LaCelle acknowledged with a new sport “comes the need for new regulation.”
“With new technology comes the need for new regulation,” she said. “I don’t want people to think I’m saying ‘Just do nothing, let people do whatever the heck they want.’ That’s not what I’m saying at all. We have other options we can consider ... the technology is here. The boats are here. You can’t put a genie back into a bottle.”
LaCelle touched on the enforcement aspect.
“And the DNR has made it clear that they will not touch these ordinances,” she said. “As far as enforcement goes.”
“Why we’re here is to try to put together a draft ordinance,” Niggemeier said toward the end of the discussion. “Compromises are going to have to be made on both sides. I can guarantee this isn’t going to be one way but compromises need to happen. I understand there are strong passions on both sides, but there has also got to be a little bit of give-and-take on both sides, too.”
He also said he had “homework” for members of the committee.
“We didn’t get to what I was hoping we’d get to today so the next meeting will be about the St. Germain ordinance,” Niggemeier said. “We’re going to go through every line — sentence-by-sentence with a fine-toothed comb — and discuss what we like and we don’t like ... and by then, we should have an idea of whether we need to start over or if certain changes need to be made.”

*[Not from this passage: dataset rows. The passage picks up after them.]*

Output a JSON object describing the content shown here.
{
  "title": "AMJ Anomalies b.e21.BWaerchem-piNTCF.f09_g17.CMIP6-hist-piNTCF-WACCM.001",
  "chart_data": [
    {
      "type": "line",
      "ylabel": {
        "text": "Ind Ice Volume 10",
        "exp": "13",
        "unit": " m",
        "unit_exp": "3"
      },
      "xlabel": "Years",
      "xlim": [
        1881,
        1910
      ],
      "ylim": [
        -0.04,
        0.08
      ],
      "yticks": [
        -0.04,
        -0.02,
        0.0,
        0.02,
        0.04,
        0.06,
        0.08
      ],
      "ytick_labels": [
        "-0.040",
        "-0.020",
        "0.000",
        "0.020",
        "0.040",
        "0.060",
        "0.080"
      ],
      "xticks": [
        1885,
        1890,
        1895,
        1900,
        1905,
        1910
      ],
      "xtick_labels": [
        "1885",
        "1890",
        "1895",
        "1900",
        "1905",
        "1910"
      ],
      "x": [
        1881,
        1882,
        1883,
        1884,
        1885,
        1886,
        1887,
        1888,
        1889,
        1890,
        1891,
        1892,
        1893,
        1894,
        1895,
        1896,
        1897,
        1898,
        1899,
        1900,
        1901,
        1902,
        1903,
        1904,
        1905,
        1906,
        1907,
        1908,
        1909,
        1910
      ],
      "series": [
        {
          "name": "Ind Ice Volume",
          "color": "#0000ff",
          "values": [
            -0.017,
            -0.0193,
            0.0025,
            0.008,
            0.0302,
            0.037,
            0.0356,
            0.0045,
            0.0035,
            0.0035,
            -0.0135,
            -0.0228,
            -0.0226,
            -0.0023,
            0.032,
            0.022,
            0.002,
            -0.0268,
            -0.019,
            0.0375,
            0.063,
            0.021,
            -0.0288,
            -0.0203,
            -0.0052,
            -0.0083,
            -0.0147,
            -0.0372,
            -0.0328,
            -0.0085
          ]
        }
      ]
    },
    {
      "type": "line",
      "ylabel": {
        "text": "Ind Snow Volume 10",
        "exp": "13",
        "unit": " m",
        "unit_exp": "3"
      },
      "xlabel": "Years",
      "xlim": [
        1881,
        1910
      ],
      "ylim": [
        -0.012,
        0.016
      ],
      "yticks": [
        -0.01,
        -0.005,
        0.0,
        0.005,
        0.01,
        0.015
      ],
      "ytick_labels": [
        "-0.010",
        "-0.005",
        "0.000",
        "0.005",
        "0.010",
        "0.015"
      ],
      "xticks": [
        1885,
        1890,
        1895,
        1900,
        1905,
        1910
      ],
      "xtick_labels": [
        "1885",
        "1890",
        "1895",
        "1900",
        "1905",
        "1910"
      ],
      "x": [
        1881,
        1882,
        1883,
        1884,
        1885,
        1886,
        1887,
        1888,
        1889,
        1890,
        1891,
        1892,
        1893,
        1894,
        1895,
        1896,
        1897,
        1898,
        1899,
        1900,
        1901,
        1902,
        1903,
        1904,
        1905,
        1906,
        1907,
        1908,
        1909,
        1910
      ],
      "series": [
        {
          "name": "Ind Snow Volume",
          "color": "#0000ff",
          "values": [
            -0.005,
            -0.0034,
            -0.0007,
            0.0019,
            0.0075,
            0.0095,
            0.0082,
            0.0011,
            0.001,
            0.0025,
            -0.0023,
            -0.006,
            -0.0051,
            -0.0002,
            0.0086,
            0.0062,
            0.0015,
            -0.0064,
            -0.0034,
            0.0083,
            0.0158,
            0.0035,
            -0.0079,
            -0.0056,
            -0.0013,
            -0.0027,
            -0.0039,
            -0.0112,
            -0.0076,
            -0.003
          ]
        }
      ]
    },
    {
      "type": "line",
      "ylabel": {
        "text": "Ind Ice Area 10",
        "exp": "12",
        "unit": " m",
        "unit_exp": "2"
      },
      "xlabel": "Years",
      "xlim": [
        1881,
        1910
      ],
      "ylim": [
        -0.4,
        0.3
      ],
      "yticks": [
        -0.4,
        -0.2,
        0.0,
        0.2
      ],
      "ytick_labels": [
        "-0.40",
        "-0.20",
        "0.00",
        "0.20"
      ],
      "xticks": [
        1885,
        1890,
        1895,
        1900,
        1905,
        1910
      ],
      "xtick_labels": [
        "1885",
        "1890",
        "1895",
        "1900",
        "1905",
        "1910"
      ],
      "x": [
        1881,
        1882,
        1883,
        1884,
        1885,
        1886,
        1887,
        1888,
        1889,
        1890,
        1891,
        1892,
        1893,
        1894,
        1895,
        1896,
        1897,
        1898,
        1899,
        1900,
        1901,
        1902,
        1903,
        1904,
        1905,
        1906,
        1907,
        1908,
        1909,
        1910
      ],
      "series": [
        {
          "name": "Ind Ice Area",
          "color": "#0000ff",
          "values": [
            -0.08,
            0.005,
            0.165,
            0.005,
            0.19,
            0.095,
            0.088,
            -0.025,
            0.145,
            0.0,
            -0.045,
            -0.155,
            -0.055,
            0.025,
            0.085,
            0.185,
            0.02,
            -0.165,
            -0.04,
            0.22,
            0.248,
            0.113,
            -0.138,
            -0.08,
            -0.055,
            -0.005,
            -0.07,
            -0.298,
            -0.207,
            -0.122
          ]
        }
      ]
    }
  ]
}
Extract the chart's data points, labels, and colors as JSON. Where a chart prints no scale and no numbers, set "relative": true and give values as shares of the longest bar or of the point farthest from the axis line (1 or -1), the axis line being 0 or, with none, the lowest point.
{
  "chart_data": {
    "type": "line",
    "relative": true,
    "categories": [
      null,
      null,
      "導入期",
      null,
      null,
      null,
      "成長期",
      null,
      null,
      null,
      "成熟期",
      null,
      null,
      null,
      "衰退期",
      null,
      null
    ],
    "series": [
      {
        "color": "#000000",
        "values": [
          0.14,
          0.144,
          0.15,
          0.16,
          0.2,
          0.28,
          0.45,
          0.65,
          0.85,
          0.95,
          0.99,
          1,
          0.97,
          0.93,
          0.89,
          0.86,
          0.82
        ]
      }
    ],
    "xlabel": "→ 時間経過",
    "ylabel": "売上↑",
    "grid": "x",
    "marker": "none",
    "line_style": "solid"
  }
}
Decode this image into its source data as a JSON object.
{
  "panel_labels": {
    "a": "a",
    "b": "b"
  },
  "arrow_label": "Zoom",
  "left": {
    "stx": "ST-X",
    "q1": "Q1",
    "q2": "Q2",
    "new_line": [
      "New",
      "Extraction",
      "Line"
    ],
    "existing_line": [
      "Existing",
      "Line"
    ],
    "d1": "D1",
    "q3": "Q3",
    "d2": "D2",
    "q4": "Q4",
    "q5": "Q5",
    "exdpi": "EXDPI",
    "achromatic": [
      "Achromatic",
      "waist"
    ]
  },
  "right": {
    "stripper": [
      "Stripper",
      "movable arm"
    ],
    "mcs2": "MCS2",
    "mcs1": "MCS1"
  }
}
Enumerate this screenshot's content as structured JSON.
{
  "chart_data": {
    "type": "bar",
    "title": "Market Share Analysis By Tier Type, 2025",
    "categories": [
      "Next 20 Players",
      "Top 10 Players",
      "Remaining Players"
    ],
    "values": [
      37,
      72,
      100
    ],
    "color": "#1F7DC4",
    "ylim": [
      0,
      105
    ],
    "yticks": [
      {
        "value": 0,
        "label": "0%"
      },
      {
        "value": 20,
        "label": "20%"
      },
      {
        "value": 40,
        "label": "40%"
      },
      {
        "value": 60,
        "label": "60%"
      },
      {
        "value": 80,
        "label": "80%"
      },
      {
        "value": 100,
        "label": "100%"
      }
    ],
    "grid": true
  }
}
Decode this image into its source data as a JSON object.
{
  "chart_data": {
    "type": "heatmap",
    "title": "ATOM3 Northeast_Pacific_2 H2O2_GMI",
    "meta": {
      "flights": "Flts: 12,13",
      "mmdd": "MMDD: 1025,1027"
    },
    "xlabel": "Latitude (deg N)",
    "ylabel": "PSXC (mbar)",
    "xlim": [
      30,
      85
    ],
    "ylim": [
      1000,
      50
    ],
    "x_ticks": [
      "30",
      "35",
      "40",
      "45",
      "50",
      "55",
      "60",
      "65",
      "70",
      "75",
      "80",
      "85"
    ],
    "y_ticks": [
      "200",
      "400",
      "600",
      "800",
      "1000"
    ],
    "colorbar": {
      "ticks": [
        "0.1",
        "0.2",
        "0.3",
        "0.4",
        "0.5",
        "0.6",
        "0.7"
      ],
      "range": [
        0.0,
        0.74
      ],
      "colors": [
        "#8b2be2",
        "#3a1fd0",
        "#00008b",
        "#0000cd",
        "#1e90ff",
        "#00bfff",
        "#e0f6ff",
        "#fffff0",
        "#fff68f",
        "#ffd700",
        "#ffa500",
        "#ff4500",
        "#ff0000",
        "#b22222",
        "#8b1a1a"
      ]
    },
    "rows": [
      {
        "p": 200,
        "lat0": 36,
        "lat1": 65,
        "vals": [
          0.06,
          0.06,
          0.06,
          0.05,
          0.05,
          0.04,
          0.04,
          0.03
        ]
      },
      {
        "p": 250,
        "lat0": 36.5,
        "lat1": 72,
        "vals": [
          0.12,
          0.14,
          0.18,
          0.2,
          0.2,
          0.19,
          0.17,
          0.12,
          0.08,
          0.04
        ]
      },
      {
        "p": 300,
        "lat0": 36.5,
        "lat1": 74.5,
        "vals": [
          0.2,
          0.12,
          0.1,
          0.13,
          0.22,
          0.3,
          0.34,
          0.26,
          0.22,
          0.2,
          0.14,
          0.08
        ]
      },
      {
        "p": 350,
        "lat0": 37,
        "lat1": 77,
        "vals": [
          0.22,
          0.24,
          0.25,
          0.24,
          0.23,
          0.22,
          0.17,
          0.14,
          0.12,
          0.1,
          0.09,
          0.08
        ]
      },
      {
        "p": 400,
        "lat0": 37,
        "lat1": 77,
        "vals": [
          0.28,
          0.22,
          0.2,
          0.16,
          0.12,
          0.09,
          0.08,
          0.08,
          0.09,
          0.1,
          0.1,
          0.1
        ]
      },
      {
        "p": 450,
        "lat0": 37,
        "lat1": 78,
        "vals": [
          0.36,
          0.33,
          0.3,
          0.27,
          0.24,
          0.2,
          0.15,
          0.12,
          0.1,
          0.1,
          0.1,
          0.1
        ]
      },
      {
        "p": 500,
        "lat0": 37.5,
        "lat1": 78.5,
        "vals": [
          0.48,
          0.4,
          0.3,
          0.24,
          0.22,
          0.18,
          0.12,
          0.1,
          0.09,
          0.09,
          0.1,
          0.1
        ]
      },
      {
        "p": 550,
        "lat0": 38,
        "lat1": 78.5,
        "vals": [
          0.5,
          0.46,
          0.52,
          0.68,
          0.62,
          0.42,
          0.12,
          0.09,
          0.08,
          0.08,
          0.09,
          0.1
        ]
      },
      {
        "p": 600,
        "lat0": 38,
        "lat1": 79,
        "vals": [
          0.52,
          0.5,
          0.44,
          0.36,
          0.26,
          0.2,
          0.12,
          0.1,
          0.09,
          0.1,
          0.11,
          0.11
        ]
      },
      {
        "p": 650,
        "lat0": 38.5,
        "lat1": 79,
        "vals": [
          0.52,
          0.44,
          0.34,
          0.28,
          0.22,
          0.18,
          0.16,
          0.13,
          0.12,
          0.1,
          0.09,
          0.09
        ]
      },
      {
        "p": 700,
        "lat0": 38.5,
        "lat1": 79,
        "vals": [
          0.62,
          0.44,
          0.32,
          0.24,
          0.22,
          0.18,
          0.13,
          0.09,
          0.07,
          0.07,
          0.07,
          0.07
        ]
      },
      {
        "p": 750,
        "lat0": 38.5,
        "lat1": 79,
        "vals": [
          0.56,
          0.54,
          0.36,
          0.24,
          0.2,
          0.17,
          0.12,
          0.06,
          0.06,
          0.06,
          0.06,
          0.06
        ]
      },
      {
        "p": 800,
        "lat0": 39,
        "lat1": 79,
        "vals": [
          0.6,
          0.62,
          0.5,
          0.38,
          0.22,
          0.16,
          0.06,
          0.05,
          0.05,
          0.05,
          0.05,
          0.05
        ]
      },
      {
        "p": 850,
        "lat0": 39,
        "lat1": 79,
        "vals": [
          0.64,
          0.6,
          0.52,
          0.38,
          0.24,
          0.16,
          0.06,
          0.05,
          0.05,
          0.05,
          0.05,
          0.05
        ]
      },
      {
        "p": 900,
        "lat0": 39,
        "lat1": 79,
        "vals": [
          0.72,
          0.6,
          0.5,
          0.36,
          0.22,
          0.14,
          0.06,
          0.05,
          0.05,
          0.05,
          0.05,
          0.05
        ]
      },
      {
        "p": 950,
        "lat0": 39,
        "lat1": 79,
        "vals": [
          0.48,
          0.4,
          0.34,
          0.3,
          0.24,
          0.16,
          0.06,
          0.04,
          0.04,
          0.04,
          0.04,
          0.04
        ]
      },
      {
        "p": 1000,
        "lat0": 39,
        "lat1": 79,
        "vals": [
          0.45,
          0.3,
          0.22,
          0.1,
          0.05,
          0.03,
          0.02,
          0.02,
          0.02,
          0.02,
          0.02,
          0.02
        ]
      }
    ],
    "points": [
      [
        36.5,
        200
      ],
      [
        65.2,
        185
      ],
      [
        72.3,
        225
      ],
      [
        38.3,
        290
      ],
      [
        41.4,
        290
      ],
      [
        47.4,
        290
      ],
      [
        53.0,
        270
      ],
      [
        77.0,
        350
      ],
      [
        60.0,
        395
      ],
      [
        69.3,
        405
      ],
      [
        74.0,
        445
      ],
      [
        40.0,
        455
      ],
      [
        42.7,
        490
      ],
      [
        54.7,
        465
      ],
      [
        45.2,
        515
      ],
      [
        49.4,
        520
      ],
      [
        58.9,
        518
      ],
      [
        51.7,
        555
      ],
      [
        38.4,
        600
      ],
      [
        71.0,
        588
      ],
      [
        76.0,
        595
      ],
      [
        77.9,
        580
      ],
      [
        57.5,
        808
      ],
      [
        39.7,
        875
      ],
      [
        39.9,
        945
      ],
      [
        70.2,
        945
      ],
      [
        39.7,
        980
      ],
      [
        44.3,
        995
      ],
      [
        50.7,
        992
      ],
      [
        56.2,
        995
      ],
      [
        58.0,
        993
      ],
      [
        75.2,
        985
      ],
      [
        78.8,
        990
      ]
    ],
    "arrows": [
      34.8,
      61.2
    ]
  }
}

He told the Times if a draft ordinance is created at committee level, it would be presented to the town’s lakes committee “to be voted on, not discussed.”
Should the lakes committee vote to recommend approval of a draft enhanced wake ordinance to the town board, the board would then discuss the draft and take its own straight-up-or-down vote on the proposed ordinance.
Should the board reject the document, town supervisors could then suggest their own changes and return the draft to the enhanced-wake committee for further discussion and/or amendments.